Lesetipp: Synchronicity

Von Sharon Dodua Otoo
Erschienen 01.08.2014 bei edition assemblage
Genre: Afrofuturismus
ISBN: 978-3-942-88574-4

Auf der Schwarzen britischen Autorin Sharon Dodua Otoo ruhen derzeit die Augen der deutschen Literaturszene: Sie lebt in Berlin, schreibt auf Englisch und Deutsch und erhielt 2016 den Ingeborg-Bachmann-Preis. Ihre beiden Novellen „the things i am thinking while smiling politely“ und „Synchronicity“ erschienen zunächst auf Englisch bei der edition assemblage und sind auf Deutsch unter anderem als Sammelband bei Fischer erhältlich.

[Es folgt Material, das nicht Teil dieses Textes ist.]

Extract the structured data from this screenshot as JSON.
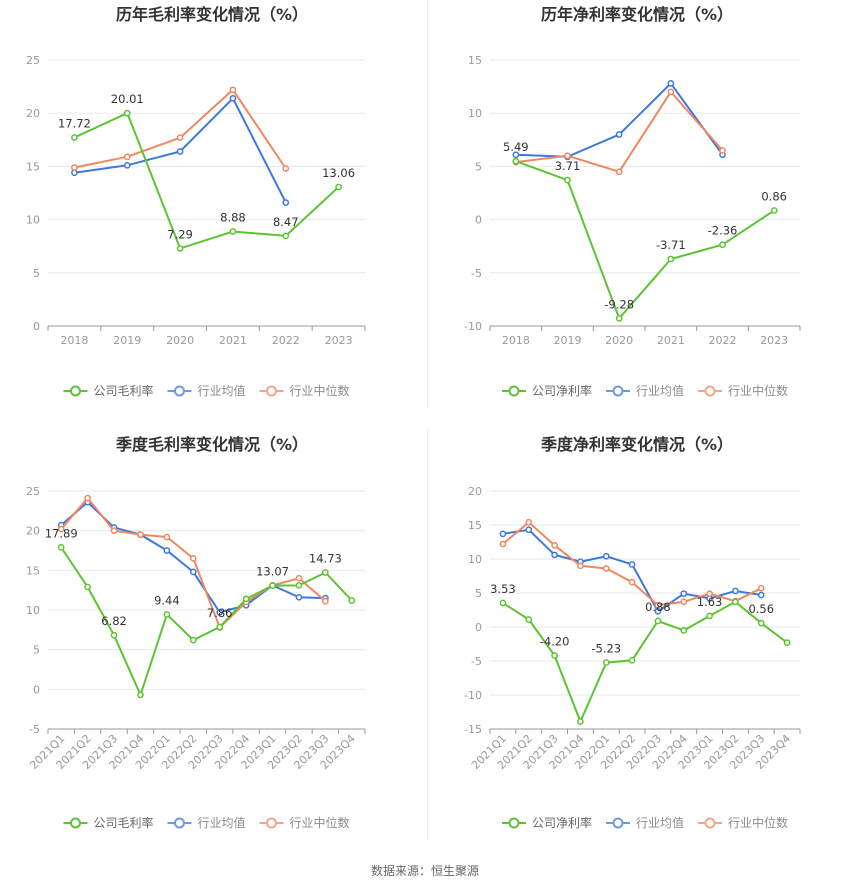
{
  "source": "数据来源：恒生聚源",
  "colors": {
    "company": "#5cc433",
    "avg": "#3d78dd",
    "median": "#f08760"
  },
  "chart_data": [
    {
      "type": "line",
      "title": "历年毛利率变化情况（%）",
      "categories": [
        "2018",
        "2019",
        "2020",
        "2021",
        "2022",
        "2023"
      ],
      "ylim": [
        0,
        25
      ],
      "yticks": [
        0,
        5,
        10,
        15,
        20,
        25
      ],
      "grid": true,
      "legend": "bottom",
      "series": [
        {
          "name": "公司毛利率",
          "values": [
            17.72,
            20.01,
            7.29,
            8.88,
            8.47,
            13.06
          ],
          "labels": [
            "17.72",
            "20.01",
            "7.29",
            "8.88",
            "8.47",
            "13.06"
          ]
        },
        {
          "name": "行业均值",
          "values": [
            14.4,
            15.1,
            16.4,
            21.4,
            11.6,
            null
          ]
        },
        {
          "name": "行业中位数",
          "values": [
            14.9,
            15.9,
            17.7,
            22.2,
            14.8,
            null
          ]
        }
      ]
    },
    {
      "type": "line",
      "title": "历年净利率变化情况（%）",
      "categories": [
        "2018",
        "2019",
        "2020",
        "2021",
        "2022",
        "2023"
      ],
      "ylim": [
        -10,
        15
      ],
      "yticks": [
        -10,
        -5,
        0,
        5,
        10,
        15
      ],
      "grid": true,
      "legend": "bottom",
      "series": [
        {
          "name": "公司净利率",
          "values": [
            5.49,
            3.71,
            -9.28,
            -3.71,
            -2.36,
            0.86
          ],
          "labels": [
            "5.49",
            "3.71",
            "-9.28",
            "-3.71",
            "-2.36",
            "0.86"
          ]
        },
        {
          "name": "行业均值",
          "values": [
            6.1,
            5.9,
            8.0,
            12.8,
            6.1,
            null
          ]
        },
        {
          "name": "行业中位数",
          "values": [
            5.4,
            6.0,
            4.5,
            12.0,
            6.5,
            null
          ]
        }
      ]
    },
    {
      "type": "line",
      "title": "季度毛利率变化情况（%）",
      "categories": [
        "2021Q1",
        "2021Q2",
        "2021Q3",
        "2021Q4",
        "2022Q1",
        "2022Q2",
        "2022Q3",
        "2022Q4",
        "2023Q1",
        "2023Q2",
        "2023Q3",
        "2023Q4"
      ],
      "ylim": [
        -5,
        25
      ],
      "yticks": [
        -5,
        0,
        5,
        10,
        15,
        20,
        25
      ],
      "grid": true,
      "legend": "bottom",
      "series": [
        {
          "name": "公司毛利率",
          "values": [
            17.89,
            12.9,
            6.82,
            -0.7,
            9.44,
            6.2,
            7.86,
            11.4,
            13.07,
            13.1,
            14.73,
            11.2
          ],
          "labels": [
            "17.89",
            "",
            "6.82",
            "",
            "9.44",
            "",
            "7.86",
            "",
            "13.07",
            "",
            "14.73",
            ""
          ]
        },
        {
          "name": "行业均值",
          "values": [
            20.7,
            23.6,
            20.4,
            19.5,
            17.5,
            14.8,
            9.7,
            10.6,
            13.1,
            11.6,
            11.5,
            null
          ]
        },
        {
          "name": "行业中位数",
          "values": [
            20.2,
            24.1,
            20.0,
            19.5,
            19.2,
            16.5,
            7.8,
            11.0,
            13.1,
            14.0,
            11.1,
            null
          ]
        }
      ]
    },
    {
      "type": "line",
      "title": "季度净利率变化情况（%）",
      "categories": [
        "2021Q1",
        "2021Q2",
        "2021Q3",
        "2021Q4",
        "2022Q1",
        "2022Q2",
        "2022Q3",
        "2022Q4",
        "2023Q1",
        "2023Q2",
        "2023Q3",
        "2023Q4"
      ],
      "ylim": [
        -15,
        20
      ],
      "yticks": [
        -15,
        -10,
        -5,
        0,
        5,
        10,
        15,
        20
      ],
      "grid": true,
      "legend": "bottom",
      "series": [
        {
          "name": "公司净利率",
          "values": [
            3.53,
            1.1,
            -4.2,
            -13.9,
            -5.23,
            -4.9,
            0.88,
            -0.5,
            1.63,
            3.7,
            0.56,
            -2.3
          ],
          "labels": [
            "3.53",
            "",
            "-4.20",
            "",
            "-5.23",
            "",
            "0.88",
            "",
            "1.63",
            "",
            "0.56",
            ""
          ]
        },
        {
          "name": "行业均值",
          "values": [
            13.7,
            14.3,
            10.6,
            9.6,
            10.4,
            9.2,
            2.3,
            4.9,
            4.2,
            5.3,
            4.7,
            null
          ]
        },
        {
          "name": "行业中位数",
          "values": [
            12.2,
            15.4,
            12.0,
            9.0,
            8.6,
            6.6,
            3.2,
            3.7,
            4.9,
            3.8,
            5.7,
            null
          ]
        }
      ]
    }
  ]
}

Otoo selbst bezeichnet „Synchronicity“ als Afrofuturismus: Die Grafikdesignerin Cee verliert in der Adventszeit, in einem grauen Winter in Berlin, nach und nach die Wahrnehmung von Farben. Von ihrer Mutter weiß sie, dass dies passieren würde, denn ihre Ahnenlinie besteht aus Frauen, die in der Isolation leben, irgendwann ohne Beteiligung einer zweiten Person eine Tochter gebären und schlussendlich ihre Farbwahrnehmung verlieren. Doch das ist nicht das Ende der Geschichte: Cee weiß bereits, dass ihre Farben durch einen Polysinn ersetzt werden, eine Art psychosomatische Ganzkörperfarbwahrnehmung. Als Grafikdesignerin versucht sie, sich mit HTML-Farbcodes über Wasser zu halten, während ihr ihre Farben entgleiten. Besonders der Verlust der Wahrnehmung ihrer Hautfarbe schmerzt, doch als ihr Polysinn ihr nach und nach jede Farbe ersetzt, eröffnet sich Cee eine ganz neue Welt.

Die Künstlerin Sita Ngoumou hat mit dem Text harmonierende, nachdenkliche Illustrationen zu „Synchronicity“ beigetragen. „Synchronicity“ schreckt nicht davor zurück, die im deutschsprachigen Raum so seltene Brücke zwischen der sogenannten „E-Literatur“ und der Phantastik zu schlagen. Es gelingt ihr mühelos, der phantastische Unterbau entfaltet sich auch in der Kürze und lässt Lesende mit dem Wunsch zurück, dass die Literaturszene durchlässiger werden möge.

Sharon Dodua Otoo hat eine Rede zu den Literaturtagen 2020 in Klagenfurt gehalten, die großartig von Vielfalt und Veränderlichkeit in Sprache und Literatur spricht und dabei gängige Vorurteile à la „Political Correctness/Gendern/das Benutzen von Eigenbezeichnungen zerstört die Kunstfreiheit!“ als das entlarvt, was sie sind. Es gibt die nachdrückliche, entschlossene Rede mit dem Titel „Dürfen Schwarze Blumen malen?“ u. a. auf YouTube.

Diese Rezension erschien zuerst in Ausgabe 2 von Queer*Welten.